Is insurance a tool for risk mitigation and loss control in the oil and gas industry?

Is the Nigerian insurance industry up to the task of insuring oil and gas risks?

SIGNIFICANCE OF THE STUDY

The following topics will be covered in the research:

Oil and gas industry: The study will be extremely useful to the oil business since it examines the numerous products that are required and the role of insurance in the oil and gas industry.

The research will be beneficial for academic purposes and will act as a data basis for students conducting future research on the subject.

Insurance business: The study will be beneficial to the insurance industry in that it will assist them in improving the service they provide to the oil and gas industry and the economy as a whole.

The research also generates cash for the Nigerian economy.

SCOPE OF THE STUDY

The scope of this study is limited to a few selected oil firms in Porthacourt, such as the Nigerian National Petroleum Corporation (NNPC), Oil Shell Company, and Mobile Petroleum Company. As a result, the data acquired will be utilized to make inferences for oil corporations and other insurance companies in Nigeria.

LIMITATION OF THE STUDY

The following are some of the variables that limited the scope of this investigation.
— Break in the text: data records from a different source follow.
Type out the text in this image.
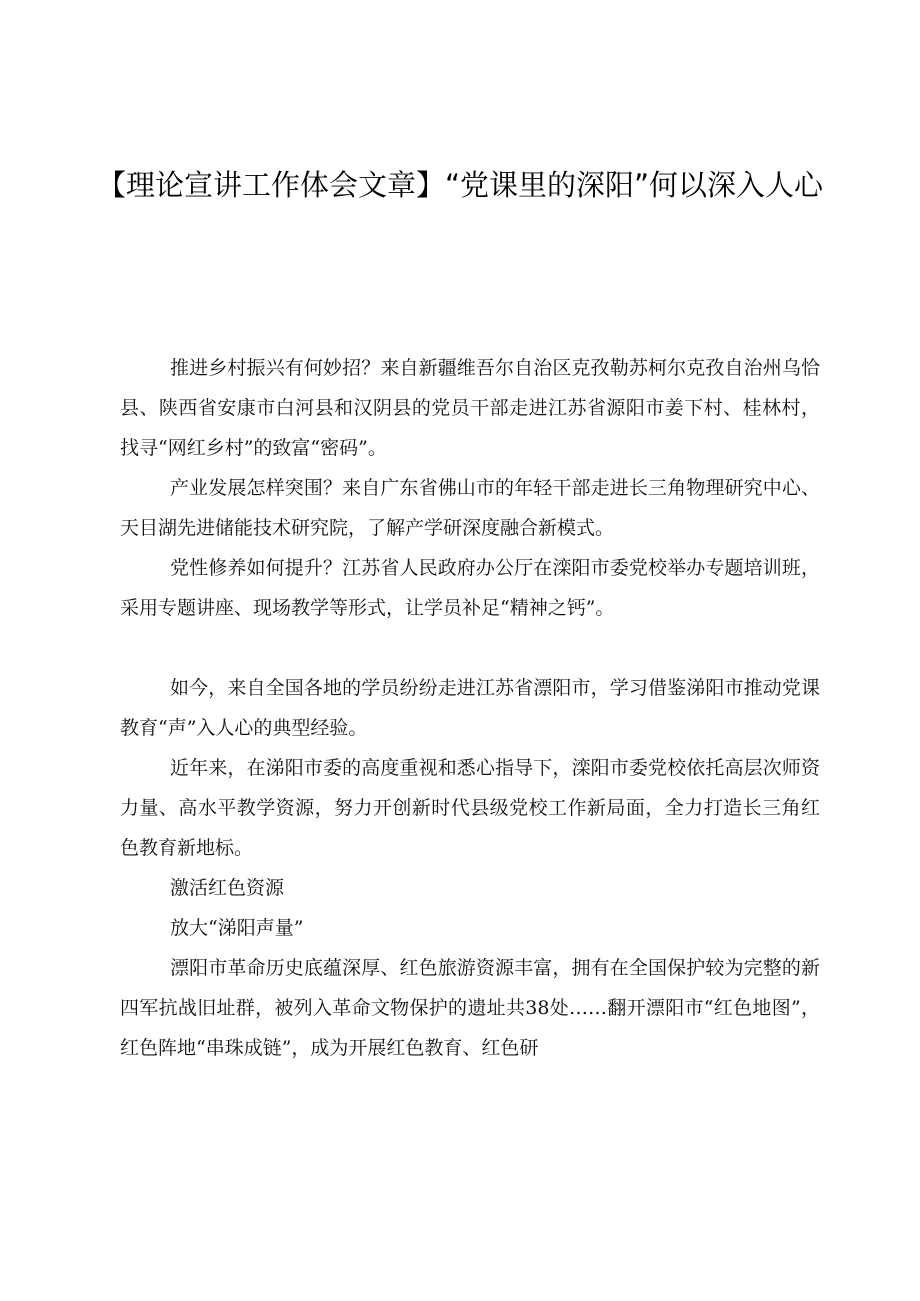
【理论宣讲工作体会文章】“党课里的深阳”何以深入人心

推进乡村振兴有何妙招？来自新疆维吾尔自治区克孜勒苏柯尔克孜自治州乌恰县、陕西省安康市白河县和汉阴县的党员干部走进江苏省源阳市姜下村、桂林村，找寻“网红乡村”的致富“密码”。

产业发展怎样突围？来自广东省佛山市的年轻干部走进长三角物理研究中心、天目湖先进储能技术研究院，了解产学研深度融合新模式。

党性修养如何提升？江苏省人民政府办公厅在滦阳市委党校举办专题培训班，采用专题讲座、现场教学等形式，让学员补足“精神之钙”。

如今，来自全国各地的学员纷纷走进江苏省漂阳市，学习借鉴涕阳市推动党课教育“声”入人心的典型经验。

近年来，在涕阳市委的高度重视和悉心指导下，滦阳市委党校依托高层次师资力量、高水平教学资源，努力开创新时代县级党校工作新局面，全力打造长三角红色教育新地标。

激活红色资源

放大“涕阳声量”

漂阳市革命历史底蕴深厚、红色旅游资源丰富，拥有在全国保护较为完整的新四军抗战旧址群，被列入革命文物保护的遗址共38处……翻开漂阳市“红色地图”，红色阵地“串珠成链”，成为开展红色教育、红色研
Time: The time allotted for this research was insufficient, as other academic activities had practically reduced the time allotted for investigation and data collection.

The uncooperative attitude of some respondents, who perceive this research work as a threat to their work and position, posed a limitation to this research project. The research work was also limited by a lack of research materials as a result of insufficient research materials. Due to a lack of funding, the author is unable to travel to locations where research materials can be found.

DEFINITION OF TERMS

A demand for payment under an insurance by the insured is known as a claim settlement. When an insurer pays the insured a specific sum based on the occurrence of insured events, this is known as claim settlement.

Drilling: Drilling is the process of making a product with the help of a drill.

Insurer: An insurer is a person who agrees to indemnify the insured in the case of the insured event, subject to payment of the insurance premium and compliance with the policy terms and conditions. An insurer is also a person who sells insurance products.

Insured: This is a party who is entitled to receive insurance benefits in the event that the insured risk occurs.

Liability insurance is a type of insurance in which the insurer is held liable as a result of a specific event.